Vast majority of final-year students fail to take test to qualify as physicians 

November 13, 2020
Source: iStock

After months of protests over the future of medical education in South Korea, fewer than 15 per cent of eligible medical students took a licensing exam that would have allowed them to be practising physicians. The situation has sparked fears that the country could face a shortage of young doctors, especially in the middle of a pandemic.

Medical organisations reported that 2,700 out of 3,172 final-year medical students, or 86 per cent of the total cohort, did not take the clinical portion of the Korean medical licence examination, which ended on 10 November.

This was the result of a boycott in August and September, when medical students and professionals protested against a government proposal to build state medical schools and to increase medical admissions quotas. The critics were concerned that an already competitive field would be flooded with new applicants, even though the plans were to expand capacity over the next decade. 

Practising doctors ended their protest actions by early September, but the issue of the licensing exams for students was left unresolved.

The authorities, who had already postponed the practical part of the test twice, stood firm against students who had missed the application date, leading to the vast majority losing their chance to be doctors this year.

Medical organisations and the students parents’ have urged the authorities to be flexible in allowing for reapplications, according to the Korea Biomedical Review

“The students deserve another chance to take the exam not for their personal sake, but in order to ensure the stability of the country’s medical system and public safety,” the Korean Medical Association said in a statement, according to The Korea Times

Hospital heads have also issued public apologies on behalf of students, in the hope that the government might show leniency.

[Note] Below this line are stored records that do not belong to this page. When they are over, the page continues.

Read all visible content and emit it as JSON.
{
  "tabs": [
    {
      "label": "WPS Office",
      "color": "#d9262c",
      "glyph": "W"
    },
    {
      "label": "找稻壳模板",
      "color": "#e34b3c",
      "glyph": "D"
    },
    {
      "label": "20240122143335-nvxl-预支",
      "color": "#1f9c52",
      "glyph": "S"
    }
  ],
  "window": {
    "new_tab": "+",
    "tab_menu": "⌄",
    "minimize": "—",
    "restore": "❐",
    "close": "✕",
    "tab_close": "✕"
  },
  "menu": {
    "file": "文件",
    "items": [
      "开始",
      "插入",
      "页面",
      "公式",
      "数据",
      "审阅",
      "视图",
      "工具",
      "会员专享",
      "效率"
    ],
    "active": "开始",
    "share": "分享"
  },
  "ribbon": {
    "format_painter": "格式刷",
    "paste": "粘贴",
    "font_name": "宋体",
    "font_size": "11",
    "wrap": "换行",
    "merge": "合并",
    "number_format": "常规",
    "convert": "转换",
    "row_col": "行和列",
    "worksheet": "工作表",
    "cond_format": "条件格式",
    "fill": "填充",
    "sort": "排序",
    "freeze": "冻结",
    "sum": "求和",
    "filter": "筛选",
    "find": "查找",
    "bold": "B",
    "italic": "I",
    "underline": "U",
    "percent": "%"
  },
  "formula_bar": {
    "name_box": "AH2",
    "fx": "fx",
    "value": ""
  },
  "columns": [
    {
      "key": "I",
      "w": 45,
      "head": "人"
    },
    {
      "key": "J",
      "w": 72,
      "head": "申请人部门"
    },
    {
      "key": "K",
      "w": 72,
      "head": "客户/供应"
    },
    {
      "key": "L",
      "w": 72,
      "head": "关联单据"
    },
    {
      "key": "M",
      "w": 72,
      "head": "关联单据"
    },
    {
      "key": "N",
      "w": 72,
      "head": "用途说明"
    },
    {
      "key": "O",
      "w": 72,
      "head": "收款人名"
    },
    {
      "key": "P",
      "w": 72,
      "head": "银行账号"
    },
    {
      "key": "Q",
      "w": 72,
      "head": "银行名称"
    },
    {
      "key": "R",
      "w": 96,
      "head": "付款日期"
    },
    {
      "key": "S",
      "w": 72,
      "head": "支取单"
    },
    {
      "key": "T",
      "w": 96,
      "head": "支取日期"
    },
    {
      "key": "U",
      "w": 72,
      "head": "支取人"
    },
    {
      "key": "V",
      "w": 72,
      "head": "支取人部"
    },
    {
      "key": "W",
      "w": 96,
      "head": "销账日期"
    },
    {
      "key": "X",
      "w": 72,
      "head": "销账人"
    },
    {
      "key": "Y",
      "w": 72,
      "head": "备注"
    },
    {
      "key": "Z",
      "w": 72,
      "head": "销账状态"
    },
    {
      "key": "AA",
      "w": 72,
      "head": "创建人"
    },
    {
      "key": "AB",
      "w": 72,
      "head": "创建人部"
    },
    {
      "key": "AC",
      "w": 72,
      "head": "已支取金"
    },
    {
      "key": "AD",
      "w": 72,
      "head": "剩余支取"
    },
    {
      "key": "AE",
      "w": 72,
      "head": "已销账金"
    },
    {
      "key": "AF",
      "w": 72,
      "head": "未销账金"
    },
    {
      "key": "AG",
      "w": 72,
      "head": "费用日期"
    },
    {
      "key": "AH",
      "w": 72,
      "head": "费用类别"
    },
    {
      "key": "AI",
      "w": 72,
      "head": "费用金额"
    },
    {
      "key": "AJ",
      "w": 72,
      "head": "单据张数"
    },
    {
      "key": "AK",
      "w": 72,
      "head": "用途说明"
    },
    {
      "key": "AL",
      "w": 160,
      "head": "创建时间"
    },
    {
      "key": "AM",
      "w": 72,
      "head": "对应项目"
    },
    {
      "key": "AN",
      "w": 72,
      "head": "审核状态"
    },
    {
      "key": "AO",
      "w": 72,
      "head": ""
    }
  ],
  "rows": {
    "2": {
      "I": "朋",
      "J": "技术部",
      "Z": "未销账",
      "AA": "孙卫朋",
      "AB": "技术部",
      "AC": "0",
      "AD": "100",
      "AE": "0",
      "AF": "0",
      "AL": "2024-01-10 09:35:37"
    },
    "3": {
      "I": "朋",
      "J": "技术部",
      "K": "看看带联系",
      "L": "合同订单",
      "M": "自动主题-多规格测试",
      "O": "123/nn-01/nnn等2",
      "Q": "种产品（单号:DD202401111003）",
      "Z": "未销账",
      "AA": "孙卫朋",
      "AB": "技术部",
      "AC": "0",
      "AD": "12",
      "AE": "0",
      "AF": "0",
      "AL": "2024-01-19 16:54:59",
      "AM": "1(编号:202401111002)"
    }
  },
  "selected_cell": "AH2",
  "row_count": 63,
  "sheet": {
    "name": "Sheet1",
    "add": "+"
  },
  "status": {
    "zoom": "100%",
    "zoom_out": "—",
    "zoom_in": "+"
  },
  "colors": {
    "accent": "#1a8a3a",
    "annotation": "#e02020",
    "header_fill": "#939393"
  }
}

Meanwhile, calls to expand medical education continue. Members of a presidential healthcare committee, including Kim Yoon, a professor at Seoul National University, recommended that quotas for medical students be expanded if the country wanted to match the OECD average for doctors per capita by 2040, according to the Yonhap news agency.

Chang Kim, executive director of the Korean Association of Human Resource Development, told Times Higher Education that “the Korean people are likely to become victims of the fight between the two groups, while not receiving adequate medical services”.

“It is time for the government and the medical community to once again return to the negotiation table,” he said.

South Korea’s medical schools and hospitals have been lauded for their success in handling Covid-19, with fewer than 500 related deaths in the country so far.